There are also reasons to believe that the AKP’s reserves of hope and luck, always the most precious of political commodities, are beginning to run out. One of the main reasons for its election victory in November 2002 was that it had only been formed as a party in August 2001 and was therefore immune to the widespread public disillusionment with the more well-established parties, which were held responsible for the devastating financial crisis in 2001. By the time the AKP actually came to power in November 2002, the economy was already rebounding strongly, meaning that all the government had to do was to manage an economic recovery. Yet, even before the recent global financial crisis, there were signs that the Turkish economy was in trouble and widespread public frustration that the healthy macroeconomic figures for 2002 to 2007 had not been translated into a commensurate improvement in living standards or a reduction in the rate of unemployment.

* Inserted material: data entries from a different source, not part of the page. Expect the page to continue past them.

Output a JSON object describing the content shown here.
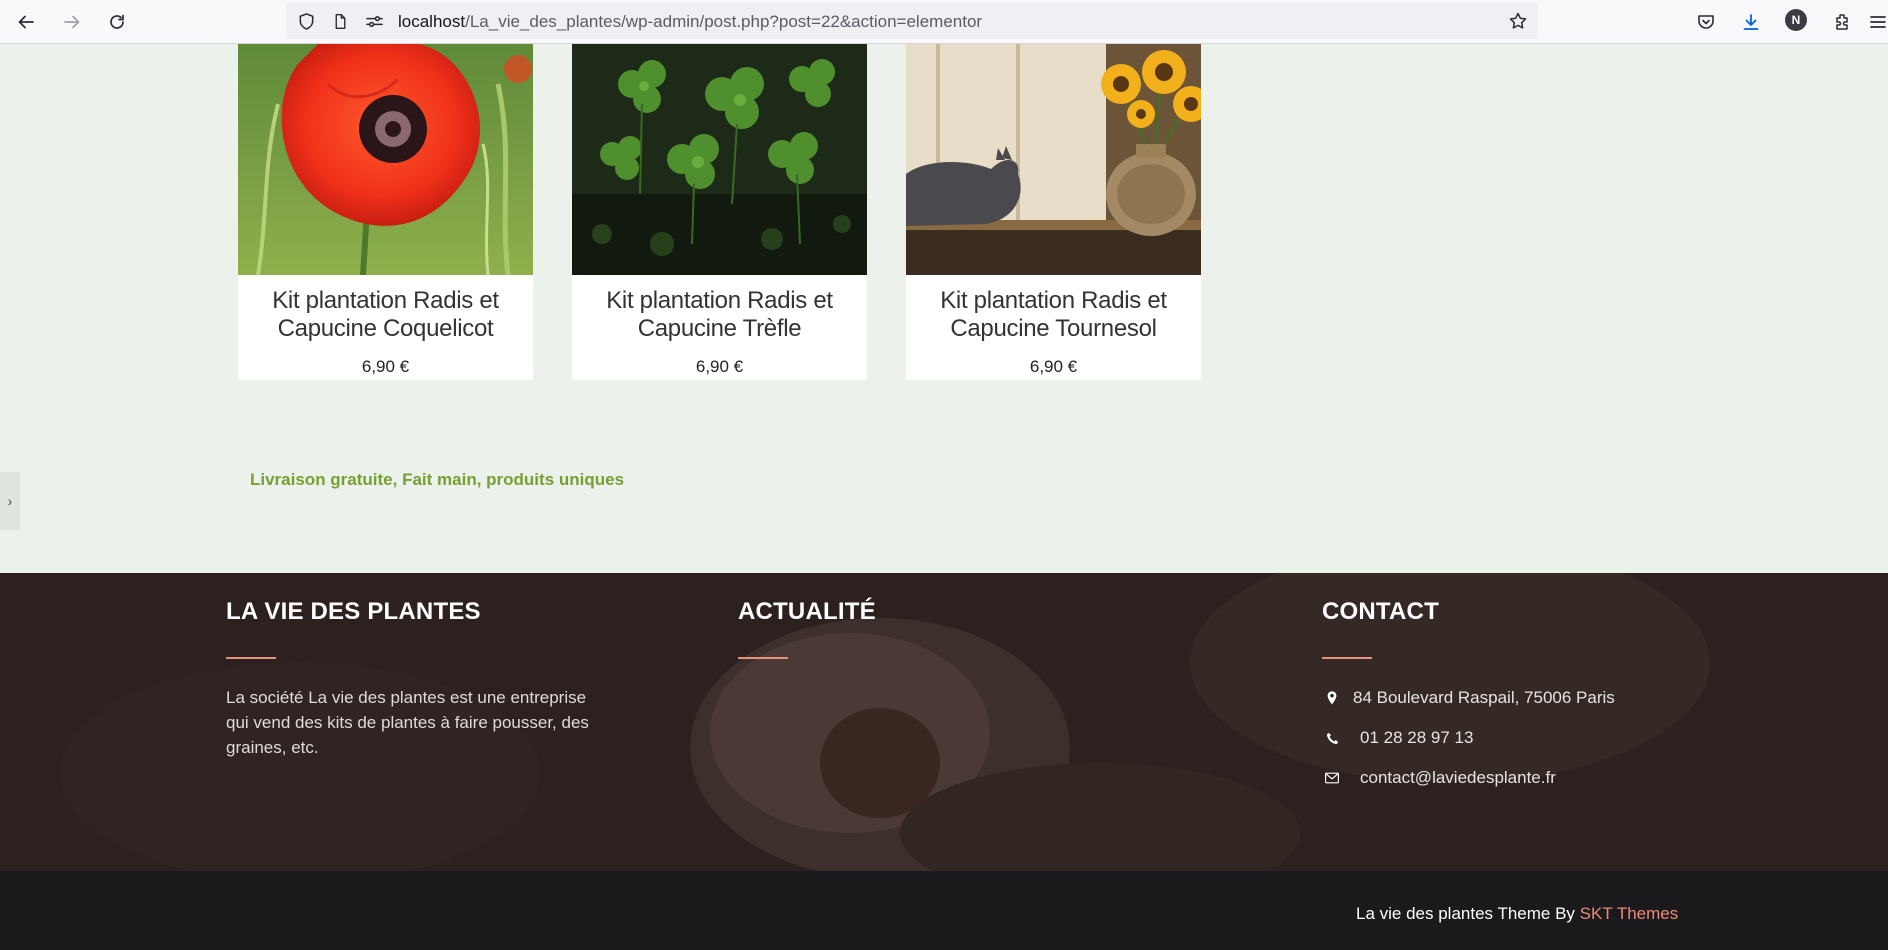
{
  "browser": {
    "url_host": "localhost",
    "url_path": "/La_vie_des_plantes/wp-admin/post.php?post=22&action=elementor",
    "profile_initial": "N",
    "icons": [
      "back-icon",
      "forward-icon",
      "reload-icon",
      "shield-icon",
      "page-icon",
      "permissions-icon",
      "bookmark-star-icon",
      "pocket-icon",
      "download-icon",
      "extensions-icon",
      "menu-icon"
    ]
  },
  "products": [
    {
      "name": "Kit plantation Radis et Capucine Coquelicot",
      "price": "6,90 €",
      "image": "poppy-photo"
    },
    {
      "name": "Kit plantation Radis et Capucine Trèfle",
      "price": "6,90 €",
      "image": "clover-photo"
    },
    {
      "name": "Kit plantation Radis et Capucine Tournesol",
      "price": "6,90 €",
      "image": "sunflower-cat-photo"
    }
  ],
  "tagline": "Livraison gratuite, Fait main, produits uniques",
  "side_toggle": "›",
  "footer": {
    "about_title": "LA VIE DES PLANTES",
    "about_text": "La société La vie des plantes est une entreprise qui vend des kits de plantes à faire pousser, des graines, etc.",
    "news_title": "ACTUALITÉ",
    "contact_title": "CONTACT",
    "address": "84 Boulevard Raspail, 75006 Paris",
    "phone": "01 28 28 97 13",
    "email": "contact@laviedesplante.fr",
    "credit_prefix": "La vie des plantes Theme By ",
    "credit_link": "SKT Themes"
  },
  "colors": {
    "accent_green": "#75a130",
    "accent_salmon": "#ef8a77",
    "footer_bg": "#2a1f1d",
    "page_bg": "#edf1ec"
  }
}
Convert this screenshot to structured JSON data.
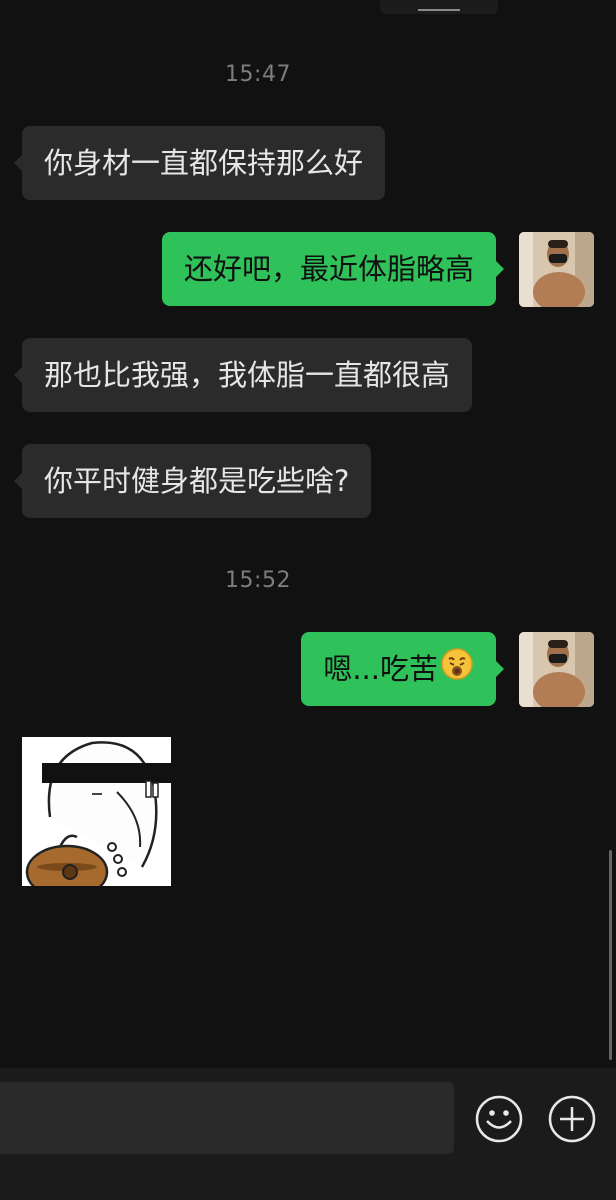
{
  "timestamps": [
    "15:47",
    "15:52"
  ],
  "messages": [
    {
      "side": "left",
      "text": "你身材一直都保持那么好"
    },
    {
      "side": "right",
      "text": "还好吧，最近体脂略高"
    },
    {
      "side": "left",
      "text": "那也比我强，我体脂一直都很高"
    },
    {
      "side": "left",
      "text": "你平时健身都是吃些啥?"
    },
    {
      "side": "right",
      "text": "嗯...吃苦",
      "emoji": "exhausted-face-emoji"
    },
    {
      "side": "left",
      "type": "sticker",
      "sticker": "blindfolded-figure-sticker"
    }
  ],
  "input_bar": {
    "emoji_button_icon": "smiley-icon",
    "more_button_icon": "plus-circle-icon"
  },
  "colors": {
    "background": "#111111",
    "incoming_bubble": "#2b2b2b",
    "outgoing_bubble": "#2fc15a",
    "timestamp": "#7d7d7d"
  }
}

In recent weeks there have been worrying indications that unlike the Turkish business community, Erdogan and the rest of the AKP leadership are unaware that for Turkey, the full impact of the current global financial turmoil lies in the future, not least in the anticipated downturn in Turkey’s export markets and a higher cost of borrowing at a time when the Turkish corporate sector has already accumulated substantial foreign exchange debts.

“Praise be to God, I believe we shall be the least affected by the global financial crisis,” Erdogan recently declared (NTV, October 13). He did not explain how.

On October 17 the Turkish Industrialists’ Businesspersons’ Association (TUSIAD) once again called on the government to recognize the danger and take preventative measures to try to soften the eventual impact of global financial turmoil on the Turkish economy (CNNturk, October 17), but there is still no sign that Erdogan is listening.